While we are all so disconnected from the archives safely stored in the Hive strong rooms, it’s nice to remember some of the beautiful things we hold in the archives.  Some of our most beautiful books have marbled patterns along the edges of pages and on the inside sheets and luckily, one of our archive staff had photographed these to be able to share them. A large number of our most impressive looking marbled books, according to the book plates inside them, were issued from the Worcestershire County Council Stationery Department, but were these bought in ready marbled and printed with forms in the stationery department or were they marbled on site?

Since these are kept carefully in archival conditions, and have previously been kept in cupboards and store rooms, many of the beautiful designs survive with outstanding colours even along the edge of the pages. Even though the Leather or linen covers may look dull, and the accounts or minutes inside might not interest you, the design of the books just might.

The use of printing for documents such as account books became popular during the Victorian era, and they became increasingly beautiful in design as stationers competed for customers. The edges of book pages were marbled in part for security so that a missing page would stand out in the pattern on the book edge. However, the end papers inside the covers of books, often the same patterns as the edges of pages, have no obvious ‘use’. The original colours are often better preserved inside unopened books, so these can be surprisingly bright.

To create the marbling patterns, craftsmen splatter paint in a special water bath and use different tools to make designs.
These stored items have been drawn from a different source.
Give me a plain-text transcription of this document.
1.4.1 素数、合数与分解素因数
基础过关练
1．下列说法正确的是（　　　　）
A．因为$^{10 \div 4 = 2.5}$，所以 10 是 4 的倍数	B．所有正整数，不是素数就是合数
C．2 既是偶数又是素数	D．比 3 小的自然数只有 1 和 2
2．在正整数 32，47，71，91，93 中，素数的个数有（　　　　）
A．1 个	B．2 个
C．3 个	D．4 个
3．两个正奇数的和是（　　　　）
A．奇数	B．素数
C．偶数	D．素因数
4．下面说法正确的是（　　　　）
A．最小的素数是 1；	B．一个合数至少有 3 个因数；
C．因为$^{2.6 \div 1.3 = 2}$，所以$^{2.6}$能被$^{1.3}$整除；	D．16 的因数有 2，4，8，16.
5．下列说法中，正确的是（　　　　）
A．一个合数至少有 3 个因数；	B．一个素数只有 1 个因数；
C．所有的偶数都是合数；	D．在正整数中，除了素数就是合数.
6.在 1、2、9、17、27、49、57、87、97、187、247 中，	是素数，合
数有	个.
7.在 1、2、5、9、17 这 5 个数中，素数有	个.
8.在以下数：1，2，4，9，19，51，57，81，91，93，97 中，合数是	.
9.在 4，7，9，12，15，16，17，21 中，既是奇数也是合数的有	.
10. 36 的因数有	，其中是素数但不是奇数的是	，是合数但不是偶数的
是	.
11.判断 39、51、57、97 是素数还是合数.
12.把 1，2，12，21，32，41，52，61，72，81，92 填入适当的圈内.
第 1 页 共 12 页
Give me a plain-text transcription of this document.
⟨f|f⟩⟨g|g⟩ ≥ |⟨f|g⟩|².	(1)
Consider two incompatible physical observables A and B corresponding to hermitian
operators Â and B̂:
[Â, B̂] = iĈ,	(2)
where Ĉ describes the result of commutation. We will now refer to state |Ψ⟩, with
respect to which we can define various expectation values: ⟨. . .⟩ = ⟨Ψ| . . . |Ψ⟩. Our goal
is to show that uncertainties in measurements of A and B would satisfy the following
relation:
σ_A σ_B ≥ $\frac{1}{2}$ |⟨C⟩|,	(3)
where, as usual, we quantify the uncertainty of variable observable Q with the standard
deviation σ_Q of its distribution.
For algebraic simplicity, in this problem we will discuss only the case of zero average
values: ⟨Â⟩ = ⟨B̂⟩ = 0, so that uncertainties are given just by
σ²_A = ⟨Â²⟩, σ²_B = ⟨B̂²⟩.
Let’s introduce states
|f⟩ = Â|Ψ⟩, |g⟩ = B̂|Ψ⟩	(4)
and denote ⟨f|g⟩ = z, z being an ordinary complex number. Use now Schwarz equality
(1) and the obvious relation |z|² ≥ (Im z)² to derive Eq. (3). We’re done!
Then they place a piece of treated paper in the bath and the design is transferred to the paper.


The marbled books include many that wouldn’t normally be open for customers to order in the search room such as Petty Sessions, Juvenile Court Registers and Children and Young Persons Court Registers of Case, but other beautiful books in the archives include Committee meetings minutes for hospitals and school boards and Worcestershire County Council and these can usually be viewed.

These are not shown in the catalogue as ‘beautiful’ or ‘marbled’ or even as being printed by the Stationary Department so it’s just luck of the draw what your items might look like when you order them.